Violinist Paul Giger appeared at the Corcoran Gallery Thursday evening in baggy chinos and a long gray drape. He began playing a violino d'amore--a bizarre instrument built to his specification that has five traditionally positioned strings, and six more sympathetic strings for enhanced frequencies--leaving the stage to walk about the edges of the auditorium as he bowed a constantly recurring melodic pattern (ostinato, in musical parlance). The ostinato at length gave way to white, vibratoless, whizzing sounds that in turn became angry--well, irritated--whispers. In time, lots of it, the whispers grew in amplitude to what seemed to be foghorn blasts. Along the way we heard Swiss mountain fiddling, Magyar yelps, glissandos so hushed they almost touched silence itself, polyrhythms, passages vaguely reminiscent of composers who wrote idiomatically for the violin, Far East arabesques and much else. After a while, though, the game of identify-the-reference waned in interest to near zero, as did the musical interest of what amounted to unrelated sound effects loosely slung together.
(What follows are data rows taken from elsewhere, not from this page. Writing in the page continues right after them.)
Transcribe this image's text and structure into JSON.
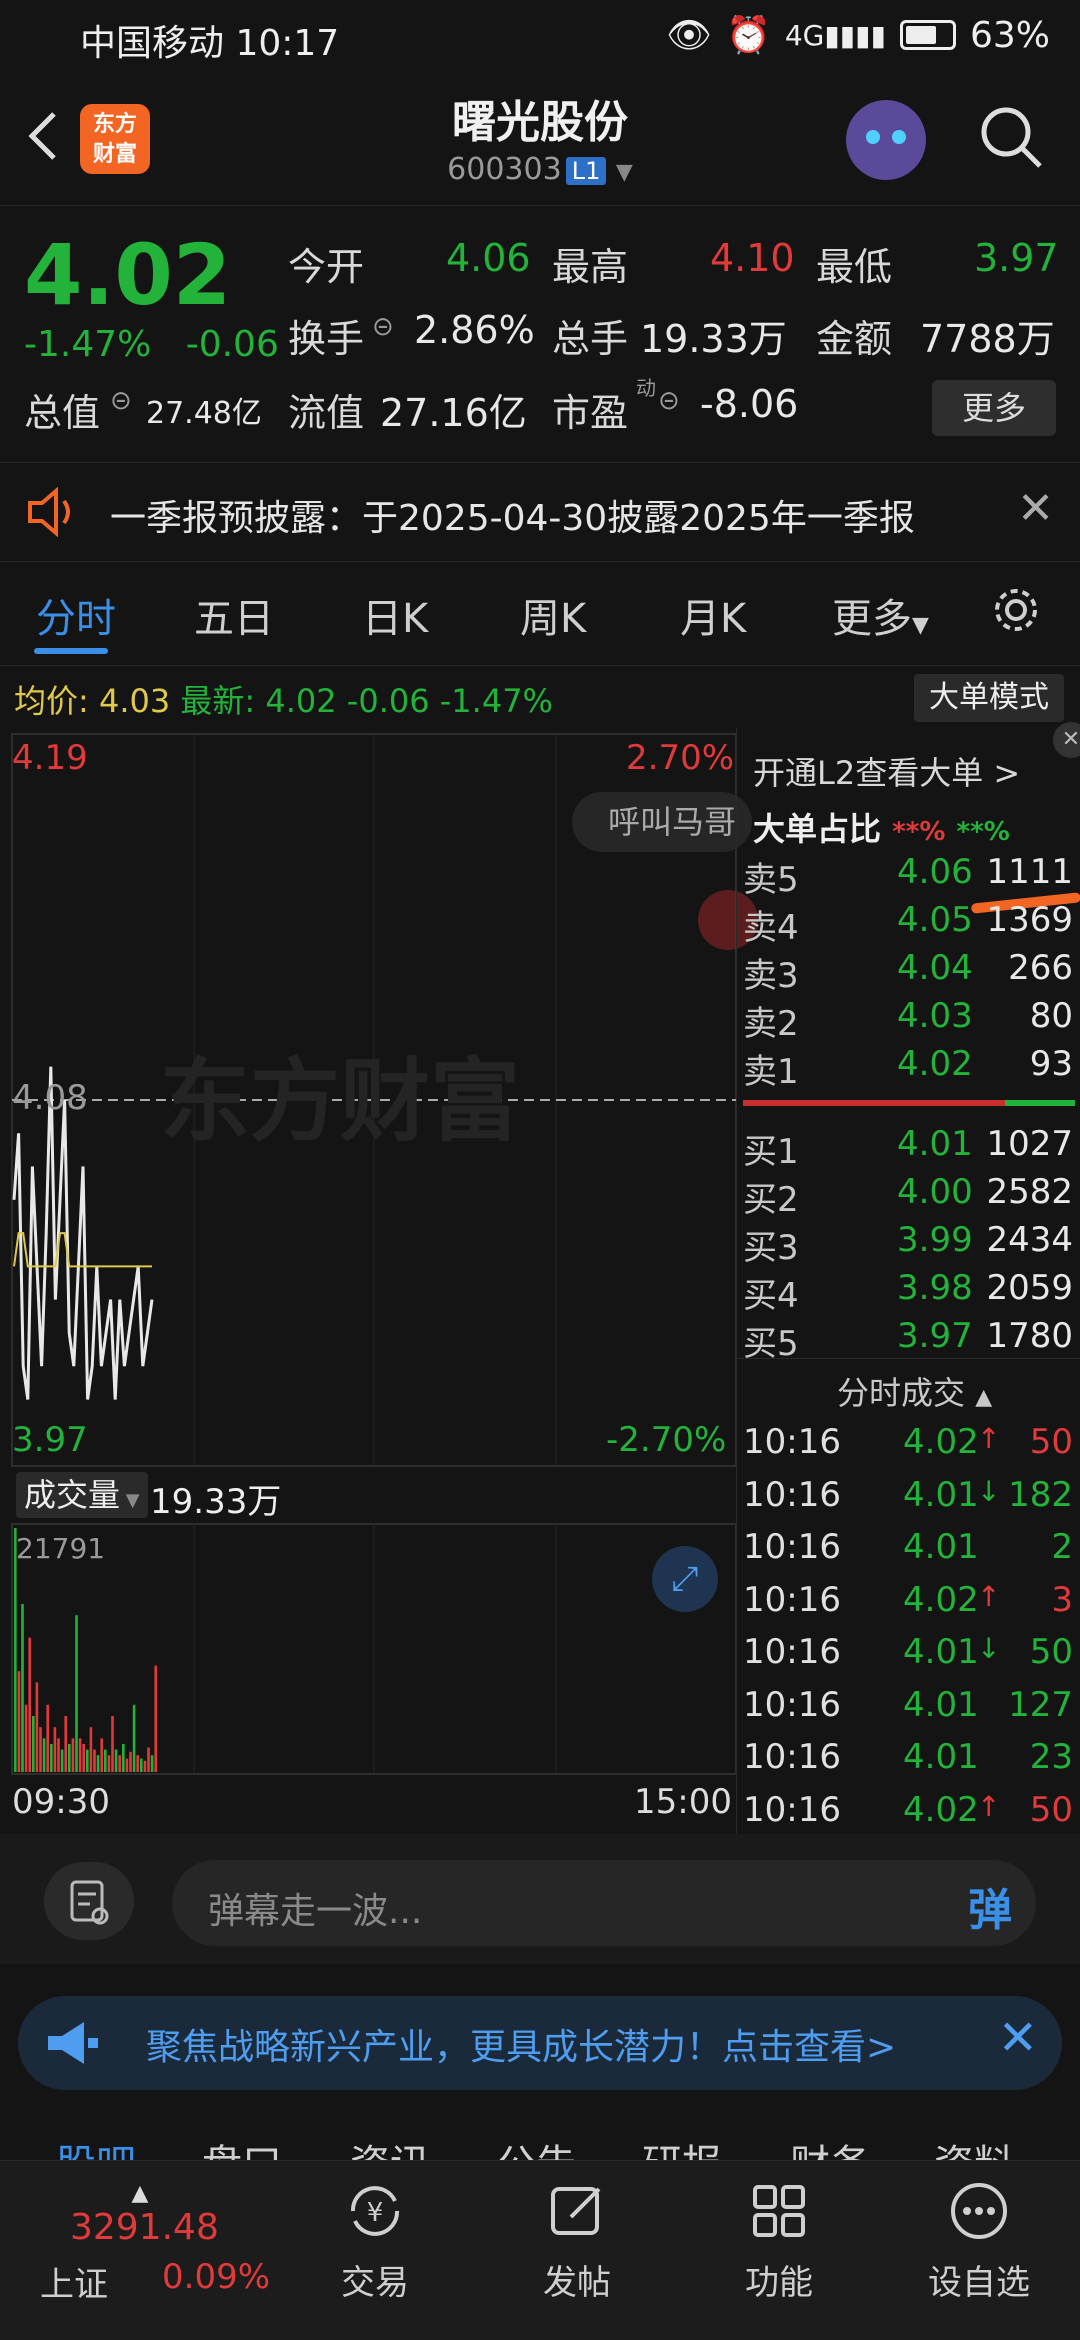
{
  "status_bar": {
    "carrier_time": "中国移动 10:17",
    "battery": "63%"
  },
  "header": {
    "back": "<",
    "logo_line1": "东方",
    "logo_line2": "财富",
    "title": "曙光股份",
    "code": "600303",
    "level": "L1"
  },
  "quote": {
    "price": "4.02",
    "pct": "-1.47%",
    "change": "-0.06",
    "open_label": "今开",
    "open": "4.06",
    "high_label": "最高",
    "high": "4.10",
    "low_label": "最低",
    "low": "3.97",
    "turnover_label": "换手",
    "turnover": "2.86%",
    "volume_label": "总手",
    "volume": "19.33万",
    "amount_label": "金额",
    "amount": "7788万",
    "mktcap_label": "总值",
    "mktcap": "27.48亿",
    "float_label": "流值",
    "float": "27.16亿",
    "pe_label": "市盈",
    "pe_sup": "动",
    "pe": "-8.06",
    "more": "更多"
  },
  "notice": {
    "text": "一季报预披露：于2025-04-30披露2025年一季报"
  },
  "tabs": [
    "分时",
    "五日",
    "日K",
    "周K",
    "月K",
    "更多"
  ],
  "avg_row": {
    "avg_label": "均价:",
    "avg": "4.03",
    "latest_label": "最新:",
    "latest": "4.02",
    "chg": "-0.06",
    "pct": "-1.47%",
    "big_mode": "大单模式"
  },
  "chart_labels": {
    "high_price": "4.19",
    "high_pct": "2.70%",
    "mid_price": "4.08",
    "low_price": "3.97",
    "low_pct": "-2.70%",
    "watermark": "东方财富",
    "call_btn": "呼叫马哥",
    "vol_label": "成交量",
    "vol_value": "19.33万",
    "vol_max": "21791",
    "time_start": "09:30",
    "time_end": "15:00"
  },
  "chart_data": {
    "type": "line",
    "x_labels": [
      "09:30",
      "15:00"
    ],
    "ylim": [
      3.97,
      4.19
    ],
    "series": [
      {
        "values": [
          4.05,
          4.07,
          4.0,
          3.99,
          4.06,
          4.03,
          4.0,
          4.04,
          4.09,
          4.02,
          4.05,
          4.08,
          4.01,
          4.0,
          4.03,
          4.06,
          3.99,
          4.0,
          4.03,
          4.0,
          4.01,
          4.02,
          3.99,
          4.02,
          4.0,
          4.01,
          4.02,
          4.03,
          4.0,
          4.01,
          4.02
        ]
      },
      {
        "values": [
          4.03,
          4.04,
          4.04,
          4.03,
          4.03,
          4.03,
          4.03,
          4.03,
          4.03,
          4.03,
          4.04,
          4.04,
          4.03,
          4.03,
          4.03,
          4.03,
          4.03,
          4.03,
          4.03,
          4.03,
          4.03,
          4.03,
          4.03,
          4.03,
          4.03,
          4.03,
          4.03,
          4.03,
          4.03,
          4.03,
          4.03
        ]
      }
    ],
    "volume": {
      "ylim": [
        0,
        21791
      ],
      "values": [
        21791,
        9000,
        15000,
        6000,
        12000,
        5000,
        8000,
        4000,
        3000,
        6000,
        2500,
        4000,
        3000,
        2000,
        5000,
        2500,
        3000,
        14000,
        3000,
        2500,
        2000,
        4000,
        2000,
        1500,
        3000,
        2000,
        1500,
        5000,
        2000,
        1500,
        2500,
        1200,
        1800,
        6000,
        1500,
        1200,
        1000,
        2200,
        1500,
        9500
      ],
      "colors": [
        "green",
        "red",
        "green",
        "red",
        "red",
        "green",
        "red",
        "red",
        "green",
        "red",
        "green",
        "red",
        "red",
        "green",
        "red",
        "green",
        "red",
        "green",
        "red",
        "red",
        "green",
        "red",
        "red",
        "green",
        "red",
        "green",
        "red",
        "red",
        "green",
        "red",
        "green",
        "red",
        "red",
        "green",
        "red",
        "green",
        "red",
        "red",
        "green",
        "red"
      ]
    }
  },
  "order_book": {
    "l2_link": "开通L2查看大单 >",
    "ratio_label": "大单占比",
    "ratio_red": "**%",
    "ratio_green": "**%",
    "asks": [
      {
        "name": "卖5",
        "price": "4.06",
        "vol": "1111"
      },
      {
        "name": "卖4",
        "price": "4.05",
        "vol": "1369"
      },
      {
        "name": "卖3",
        "price": "4.04",
        "vol": "266"
      },
      {
        "name": "卖2",
        "price": "4.03",
        "vol": "80"
      },
      {
        "name": "卖1",
        "price": "4.02",
        "vol": "93"
      }
    ],
    "bids": [
      {
        "name": "买1",
        "price": "4.01",
        "vol": "1027"
      },
      {
        "name": "买2",
        "price": "4.00",
        "vol": "2582"
      },
      {
        "name": "买3",
        "price": "3.99",
        "vol": "2434"
      },
      {
        "name": "买4",
        "price": "3.98",
        "vol": "2059"
      },
      {
        "name": "买5",
        "price": "3.97",
        "vol": "1780"
      }
    ]
  },
  "trades": {
    "title": "分时成交",
    "rows": [
      {
        "time": "10:16",
        "price": "4.02",
        "arrow": "↑",
        "vol": "50",
        "dir": "up"
      },
      {
        "time": "10:16",
        "price": "4.01",
        "arrow": "↓",
        "vol": "182",
        "dir": "down"
      },
      {
        "time": "10:16",
        "price": "4.01",
        "arrow": "",
        "vol": "2",
        "dir": "down"
      },
      {
        "time": "10:16",
        "price": "4.02",
        "arrow": "↑",
        "vol": "3",
        "dir": "up"
      },
      {
        "time": "10:16",
        "price": "4.01",
        "arrow": "↓",
        "vol": "50",
        "dir": "down"
      },
      {
        "time": "10:16",
        "price": "4.01",
        "arrow": "",
        "vol": "127",
        "dir": "down"
      },
      {
        "time": "10:16",
        "price": "4.01",
        "arrow": "",
        "vol": "23",
        "dir": "down"
      },
      {
        "time": "10:16",
        "price": "4.02",
        "arrow": "↑",
        "vol": "50",
        "dir": "up"
      }
    ]
  },
  "barrage": {
    "placeholder": "弹幕走一波...",
    "send": "弹"
  },
  "promo": {
    "text": "聚焦战略新兴产业，更具成长潜力！点击查看>"
  },
  "sub_tabs": [
    "股吧",
    "盘口",
    "资讯",
    "公告",
    "研报",
    "财务",
    "资料"
  ],
  "bottom_nav": {
    "index_value": "3291.48",
    "index_name": "上证",
    "index_pct": "0.09%",
    "items": [
      "交易",
      "发帖",
      "功能",
      "设自选"
    ]
  }
}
Some 40 minutes later, Giger stopped; the audience applauded. He picked up a traditional violin, donned ankle bells, played and stomped and jingled, strolled around the auditorium, removed the bells, found another ostinato and held onto it forever. Finally, mercifully, he stopped. Scattered, timid applause. To the joy of this intensely discomfited and exhausted reviewer, the recital was over.

By classical standards, Giger is not an accomplished violinist; by jazz standards, he has no ideas, no linearity; and by any other standard, including sheer entertainment, this was a long night of flapdoodle.